Hi

I am trying to see what would be the most effective way to write a query in a web based search engine.

For example if I enter several conditions in the search to filter the results and there are 100 results and each result html page returns 10 results

the query would be something like

select *
from x,y,z
where a=...
and b=...
.....
and rownum <= 10

if the userr who enter the query goes to next page link

then another query would occur

select *
from x,y,z
where a=...
and b=...
.....
and rownum <= 20

if the user goes to last page straight away it would be

select *
from x,y,z
where a=...
and b=...
.....
and rownum <= 100

Now this would be one way and the other one would just fetch all 100 results and stored them in cache (instead of storing results from 10 queries)

which one would be more effective? one query per page or one query for the whole result set? Taking in consideration of buffer cache and shared pool...

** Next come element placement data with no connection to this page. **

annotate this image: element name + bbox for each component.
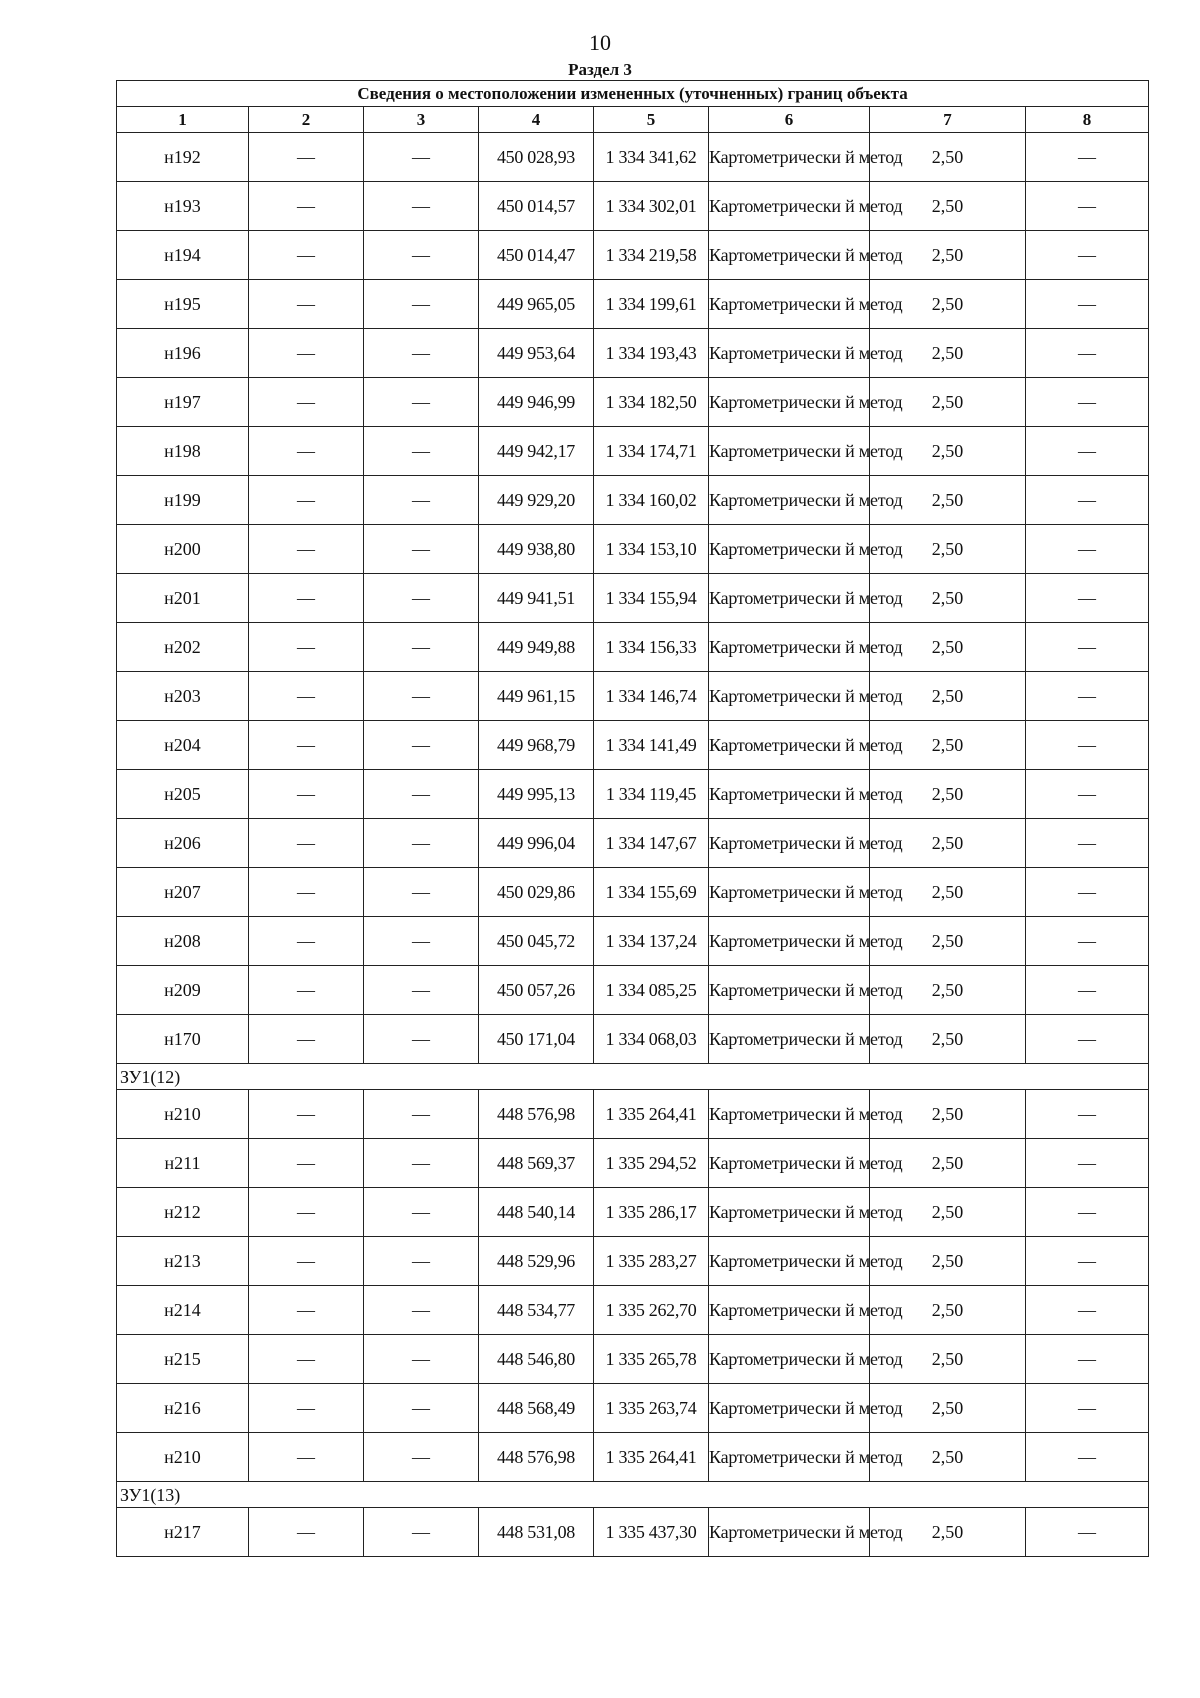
col3-cell: — xyxy=(364,1237,479,1286)
table-row xyxy=(117,672,1149,721)
y-coordinate-cell: 1 335 264,41 xyxy=(594,1090,709,1139)
point-name-cell: н210 xyxy=(117,1433,249,1482)
point-name-cell: н192 xyxy=(117,133,249,182)
point-name-cell: н217 xyxy=(117,1508,249,1557)
y-coordinate-cell: 1 335 263,74 xyxy=(594,1384,709,1433)
x-coordinate-cell: 448 534,77 xyxy=(479,1286,594,1335)
col2-cell: — xyxy=(249,1335,364,1384)
y-coordinate-cell: 1 334 219,58 xyxy=(594,231,709,280)
column-number: 5 xyxy=(594,107,709,133)
col3-cell: — xyxy=(364,819,479,868)
col3-cell: — xyxy=(364,1090,479,1139)
method-cell: Картометрически й метод xyxy=(709,378,870,427)
point-name-cell: н203 xyxy=(117,672,249,721)
method-cell: Картометрически й метод xyxy=(709,721,870,770)
point-name-cell: н202 xyxy=(117,623,249,672)
accuracy-cell: 2,50 xyxy=(870,280,1026,329)
col2-cell: — xyxy=(249,133,364,182)
x-coordinate-cell: 450 029,86 xyxy=(479,868,594,917)
point-name-cell: н211 xyxy=(117,1139,249,1188)
accuracy-cell: 2,50 xyxy=(870,1237,1026,1286)
method-cell: Картометрически й метод xyxy=(709,574,870,623)
col8-cell: — xyxy=(1026,1286,1149,1335)
point-name-cell: н206 xyxy=(117,819,249,868)
col8-cell: — xyxy=(1026,231,1149,280)
method-cell: Картометрически й метод xyxy=(709,1335,870,1384)
accuracy-cell: 2,50 xyxy=(870,819,1026,868)
col8-cell: — xyxy=(1026,966,1149,1015)
col2-cell: — xyxy=(249,721,364,770)
col8-cell: — xyxy=(1026,427,1149,476)
x-coordinate-cell: 448 546,80 xyxy=(479,1335,594,1384)
accuracy-cell: 2,50 xyxy=(870,1139,1026,1188)
y-coordinate-cell: 1 334 160,02 xyxy=(594,476,709,525)
method-cell: Картометрически й метод xyxy=(709,1139,870,1188)
table-row xyxy=(117,1508,1149,1557)
col3-cell: — xyxy=(364,1508,479,1557)
table-row xyxy=(117,819,1149,868)
y-coordinate-cell: 1 334 147,67 xyxy=(594,819,709,868)
col8-cell: — xyxy=(1026,721,1149,770)
col2-cell: — xyxy=(249,1508,364,1557)
table-row xyxy=(117,476,1149,525)
column-number: 2 xyxy=(249,107,364,133)
col8-cell: — xyxy=(1026,133,1149,182)
y-coordinate-cell: 1 335 286,17 xyxy=(594,1188,709,1237)
y-coordinate-cell: 1 334 119,45 xyxy=(594,770,709,819)
col2-cell: — xyxy=(249,672,364,721)
table-caption-row xyxy=(117,81,1149,107)
y-coordinate-cell: 1 335 265,78 xyxy=(594,1335,709,1384)
method-cell: Картометрически й метод xyxy=(709,623,870,672)
table-row xyxy=(117,427,1149,476)
accuracy-cell: 2,50 xyxy=(870,476,1026,525)
col2-cell: — xyxy=(249,231,364,280)
table-row xyxy=(117,1188,1149,1237)
group-label: ЗУ1(13) xyxy=(117,1482,1149,1508)
column-number: 6 xyxy=(709,107,870,133)
x-coordinate-cell: 448 576,98 xyxy=(479,1433,594,1482)
accuracy-cell: 2,50 xyxy=(870,917,1026,966)
point-name-cell: н195 xyxy=(117,280,249,329)
point-name-cell: н200 xyxy=(117,525,249,574)
method-cell: Картометрически й метод xyxy=(709,1015,870,1064)
accuracy-cell: 2,50 xyxy=(870,770,1026,819)
col3-cell: — xyxy=(364,1384,479,1433)
point-name-cell: н213 xyxy=(117,1237,249,1286)
y-coordinate-cell: 1 334 302,01 xyxy=(594,182,709,231)
x-coordinate-cell: 448 576,98 xyxy=(479,1090,594,1139)
x-coordinate-cell: 450 045,72 xyxy=(479,917,594,966)
accuracy-cell: 2,50 xyxy=(870,574,1026,623)
col8-cell: — xyxy=(1026,672,1149,721)
x-coordinate-cell: 450 057,26 xyxy=(479,966,594,1015)
col8-cell: — xyxy=(1026,329,1149,378)
col2-cell: — xyxy=(249,1090,364,1139)
accuracy-cell: 2,50 xyxy=(870,721,1026,770)
table-row xyxy=(117,525,1149,574)
col2-cell: — xyxy=(249,623,364,672)
method-cell: Картометрически й метод xyxy=(709,1286,870,1335)
table-title: Сведения о местоположении измененных (уточненных) границ объекта xyxy=(117,81,1149,107)
col8-cell: — xyxy=(1026,1090,1149,1139)
col3-cell: — xyxy=(364,574,479,623)
col2-cell: — xyxy=(249,574,364,623)
accuracy-cell: 2,50 xyxy=(870,329,1026,378)
x-coordinate-cell: 449 961,15 xyxy=(479,672,594,721)
y-coordinate-cell: 1 334 085,25 xyxy=(594,966,709,1015)
column-number: 3 xyxy=(364,107,479,133)
col8-cell: — xyxy=(1026,525,1149,574)
col3-cell: — xyxy=(364,1433,479,1482)
x-coordinate-cell: 448 540,14 xyxy=(479,1188,594,1237)
method-cell: Картометрически й метод xyxy=(709,672,870,721)
col8-cell: — xyxy=(1026,819,1149,868)
table-row xyxy=(117,133,1149,182)
method-cell: Картометрически й метод xyxy=(709,280,870,329)
x-coordinate-cell: 448 531,08 xyxy=(479,1508,594,1557)
col2-cell: — xyxy=(249,476,364,525)
y-coordinate-cell: 1 334 341,62 xyxy=(594,133,709,182)
col8-cell: — xyxy=(1026,770,1149,819)
table-row xyxy=(117,1335,1149,1384)
x-coordinate-cell: 450 014,57 xyxy=(479,182,594,231)
x-coordinate-cell: 449 968,79 xyxy=(479,721,594,770)
y-coordinate-cell: 1 334 156,33 xyxy=(594,623,709,672)
col8-cell: — xyxy=(1026,1508,1149,1557)
col8-cell: — xyxy=(1026,378,1149,427)
accuracy-cell: 2,50 xyxy=(870,1286,1026,1335)
method-cell: Картометрически й метод xyxy=(709,476,870,525)
point-name-cell: н214 xyxy=(117,1286,249,1335)
col8-cell: — xyxy=(1026,868,1149,917)
point-name-cell: н198 xyxy=(117,427,249,476)
accuracy-cell: 2,50 xyxy=(870,378,1026,427)
col2-cell: — xyxy=(249,280,364,329)
y-coordinate-cell: 1 334 199,61 xyxy=(594,280,709,329)
col8-cell: — xyxy=(1026,917,1149,966)
col3-cell: — xyxy=(364,966,479,1015)
section-title: Раздел 3 xyxy=(568,60,632,79)
point-name-cell: н197 xyxy=(117,378,249,427)
col2-cell: — xyxy=(249,1286,364,1335)
x-coordinate-cell: 449 953,64 xyxy=(479,329,594,378)
y-coordinate-cell: 1 334 153,10 xyxy=(594,525,709,574)
col3-cell: — xyxy=(364,133,479,182)
accuracy-cell: 2,50 xyxy=(870,868,1026,917)
col3-cell: — xyxy=(364,329,479,378)
col8-cell: — xyxy=(1026,280,1149,329)
method-cell: Картометрически й метод xyxy=(709,1188,870,1237)
x-coordinate-cell: 449 941,51 xyxy=(479,574,594,623)
accuracy-cell: 2,50 xyxy=(870,1508,1026,1557)
table-row xyxy=(117,378,1149,427)
col2-cell: — xyxy=(249,1139,364,1188)
point-name-cell: н208 xyxy=(117,917,249,966)
col2-cell: — xyxy=(249,427,364,476)
accuracy-cell: 2,50 xyxy=(870,966,1026,1015)
col2-cell: — xyxy=(249,966,364,1015)
col3-cell: — xyxy=(364,1335,479,1384)
table-row xyxy=(117,1090,1149,1139)
column-number: 4 xyxy=(479,107,594,133)
x-coordinate-cell: 450 014,47 xyxy=(479,231,594,280)
point-name-cell: н210 xyxy=(117,1090,249,1139)
method-cell: Картометрически й метод xyxy=(709,770,870,819)
y-coordinate-cell: 1 334 141,49 xyxy=(594,721,709,770)
accuracy-cell: 2,50 xyxy=(870,231,1026,280)
method-cell: Картометрически й метод xyxy=(709,1384,870,1433)
table-row xyxy=(117,868,1149,917)
point-name-cell: н201 xyxy=(117,574,249,623)
point-name-cell: н196 xyxy=(117,329,249,378)
x-coordinate-cell: 449 946,99 xyxy=(479,378,594,427)
col2-cell: — xyxy=(249,329,364,378)
col2-cell: — xyxy=(249,378,364,427)
col3-cell: — xyxy=(364,427,479,476)
table-row xyxy=(117,1384,1149,1433)
coordinates-table xyxy=(116,80,1149,1557)
table-row xyxy=(117,1015,1149,1064)
x-coordinate-cell: 449 938,80 xyxy=(479,525,594,574)
y-coordinate-cell: 1 335 283,27 xyxy=(594,1237,709,1286)
group-header-row xyxy=(117,1064,1149,1090)
column-number: 8 xyxy=(1026,107,1149,133)
accuracy-cell: 2,50 xyxy=(870,1335,1026,1384)
col3-cell: — xyxy=(364,1015,479,1064)
x-coordinate-cell: 450 028,93 xyxy=(479,133,594,182)
col3-cell: — xyxy=(364,280,479,329)
col8-cell: — xyxy=(1026,1335,1149,1384)
x-coordinate-cell: 449 995,13 xyxy=(479,770,594,819)
col8-cell: — xyxy=(1026,623,1149,672)
accuracy-cell: 2,50 xyxy=(870,1433,1026,1482)
col2-cell: — xyxy=(249,917,364,966)
accuracy-cell: 2,50 xyxy=(870,1188,1026,1237)
y-coordinate-cell: 1 334 193,43 xyxy=(594,329,709,378)
table-row xyxy=(117,966,1149,1015)
method-cell: Картометрически й метод xyxy=(709,133,870,182)
col3-cell: — xyxy=(364,1139,479,1188)
col8-cell: — xyxy=(1026,1139,1149,1188)
point-name-cell: н194 xyxy=(117,231,249,280)
x-coordinate-cell: 448 529,96 xyxy=(479,1237,594,1286)
col3-cell: — xyxy=(364,525,479,574)
y-coordinate-cell: 1 335 437,30 xyxy=(594,1508,709,1557)
x-coordinate-cell: 448 568,49 xyxy=(479,1384,594,1433)
col3-cell: — xyxy=(364,182,479,231)
group-label: ЗУ1(12) xyxy=(117,1064,1149,1090)
table-row xyxy=(117,1286,1149,1335)
table-row xyxy=(117,1139,1149,1188)
point-name-cell: н209 xyxy=(117,966,249,1015)
col8-cell: — xyxy=(1026,1188,1149,1237)
x-coordinate-cell: 449 996,04 xyxy=(479,819,594,868)
table-row xyxy=(117,329,1149,378)
method-cell: Картометрически й метод xyxy=(709,1237,870,1286)
y-coordinate-cell: 1 335 262,70 xyxy=(594,1286,709,1335)
method-cell: Картометрически й метод xyxy=(709,1090,870,1139)
col2-cell: — xyxy=(249,1384,364,1433)
group-header-row xyxy=(117,1482,1149,1508)
table-row xyxy=(117,182,1149,231)
x-coordinate-cell: 449 942,17 xyxy=(479,427,594,476)
col2-cell: — xyxy=(249,525,364,574)
col8-cell: — xyxy=(1026,1237,1149,1286)
col3-cell: — xyxy=(364,378,479,427)
y-coordinate-cell: 1 334 146,74 xyxy=(594,672,709,721)
column-number: 7 xyxy=(870,107,1026,133)
column-number: 1 xyxy=(117,107,249,133)
point-name-cell: н204 xyxy=(117,721,249,770)
table-row xyxy=(117,231,1149,280)
table-row xyxy=(117,280,1149,329)
col3-cell: — xyxy=(364,476,479,525)
point-name-cell: н205 xyxy=(117,770,249,819)
y-coordinate-cell: 1 335 264,41 xyxy=(594,1433,709,1482)
point-name-cell: н212 xyxy=(117,1188,249,1237)
point-name-cell: н207 xyxy=(117,868,249,917)
point-name-cell: н215 xyxy=(117,1335,249,1384)
col2-cell: — xyxy=(249,182,364,231)
col8-cell: — xyxy=(1026,1433,1149,1482)
col8-cell: — xyxy=(1026,476,1149,525)
method-cell: Картометрически й метод xyxy=(709,1508,870,1557)
accuracy-cell: 2,50 xyxy=(870,133,1026,182)
accuracy-cell: 2,50 xyxy=(870,623,1026,672)
table-row xyxy=(117,1433,1149,1482)
col3-cell: — xyxy=(364,623,479,672)
table-row xyxy=(117,623,1149,672)
y-coordinate-cell: 1 334 182,50 xyxy=(594,378,709,427)
col3-cell: — xyxy=(364,770,479,819)
x-coordinate-cell: 450 171,04 xyxy=(479,1015,594,1064)
col3-cell: — xyxy=(364,917,479,966)
col2-cell: — xyxy=(249,1188,364,1237)
method-cell: Картометрически й метод xyxy=(709,819,870,868)
accuracy-cell: 2,50 xyxy=(870,525,1026,574)
accuracy-cell: 2,50 xyxy=(870,672,1026,721)
accuracy-cell: 2,50 xyxy=(870,1090,1026,1139)
col2-cell: — xyxy=(249,770,364,819)
x-coordinate-cell: 448 569,37 xyxy=(479,1139,594,1188)
col8-cell: — xyxy=(1026,182,1149,231)
col8-cell: — xyxy=(1026,1384,1149,1433)
y-coordinate-cell: 1 335 294,52 xyxy=(594,1139,709,1188)
table-row xyxy=(117,1237,1149,1286)
accuracy-cell: 2,50 xyxy=(870,1015,1026,1064)
point-name-cell: н216 xyxy=(117,1384,249,1433)
method-cell: Картометрически й метод xyxy=(709,231,870,280)
col2-cell: — xyxy=(249,1237,364,1286)
method-cell: Картометрически й метод xyxy=(709,917,870,966)
method-cell: Картометрически й метод xyxy=(709,966,870,1015)
y-coordinate-cell: 1 334 174,71 xyxy=(594,427,709,476)
col3-cell: — xyxy=(364,868,479,917)
method-cell: Картометрически й метод xyxy=(709,182,870,231)
col2-cell: — xyxy=(249,819,364,868)
col3-cell: — xyxy=(364,672,479,721)
y-coordinate-cell: 1 334 068,03 xyxy=(594,1015,709,1064)
y-coordinate-cell: 1 334 155,69 xyxy=(594,868,709,917)
method-cell: Картометрически й метод xyxy=(709,1433,870,1482)
method-cell: Картометрически й метод xyxy=(709,868,870,917)
col2-cell: — xyxy=(249,1433,364,1482)
col3-cell: — xyxy=(364,1286,479,1335)
method-cell: Картометрически й метод xyxy=(709,329,870,378)
table-row xyxy=(117,770,1149,819)
x-coordinate-cell: 449 929,20 xyxy=(479,476,594,525)
accuracy-cell: 2,50 xyxy=(870,427,1026,476)
table-row xyxy=(117,917,1149,966)
point-name-cell: н199 xyxy=(117,476,249,525)
col8-cell: — xyxy=(1026,574,1149,623)
x-coordinate-cell: 449 949,88 xyxy=(479,623,594,672)
col3-cell: — xyxy=(364,231,479,280)
page-number: 10 xyxy=(589,30,611,55)
y-coordinate-cell: 1 334 155,94 xyxy=(594,574,709,623)
x-coordinate-cell: 449 965,05 xyxy=(479,280,594,329)
table-row xyxy=(117,721,1149,770)
method-cell: Картометрически й метод xyxy=(709,427,870,476)
method-cell: Картометрически й метод xyxy=(709,525,870,574)
point-name-cell: н193 xyxy=(117,182,249,231)
col2-cell: — xyxy=(249,868,364,917)
accuracy-cell: 2,50 xyxy=(870,1384,1026,1433)
accuracy-cell: 2,50 xyxy=(870,182,1026,231)
col3-cell: — xyxy=(364,1188,479,1237)
col2-cell: — xyxy=(249,1015,364,1064)
col8-cell: — xyxy=(1026,1015,1149,1064)
table-row xyxy=(117,574,1149,623)
point-name-cell: н170 xyxy=(117,1015,249,1064)
column-number-row xyxy=(117,107,1149,133)
y-coordinate-cell: 1 334 137,24 xyxy=(594,917,709,966)
col3-cell: — xyxy=(364,721,479,770)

Well the first option in my opinion would be effective if the user only wants to see the first 20 results so here we would save buffer cache, but it would be ineffective if the user wants to see all then we would be wasting biuffer cache for every query

(and at the end all 100 results would be fetched anyway, or Oracle would be so intelligent that it will use the data previously gathered with previous queries in buffer cache and just fetch the last 10 rows and append to the previous 90???).

Now the second option would be effective if the user wants to see all the results but ineffective if the user only browses the first 20 results. Anyone has a better soltuion?

Cheers

Note: Has anyone used Intermedia text and integrate it with a Search engine? How´s the perfomance?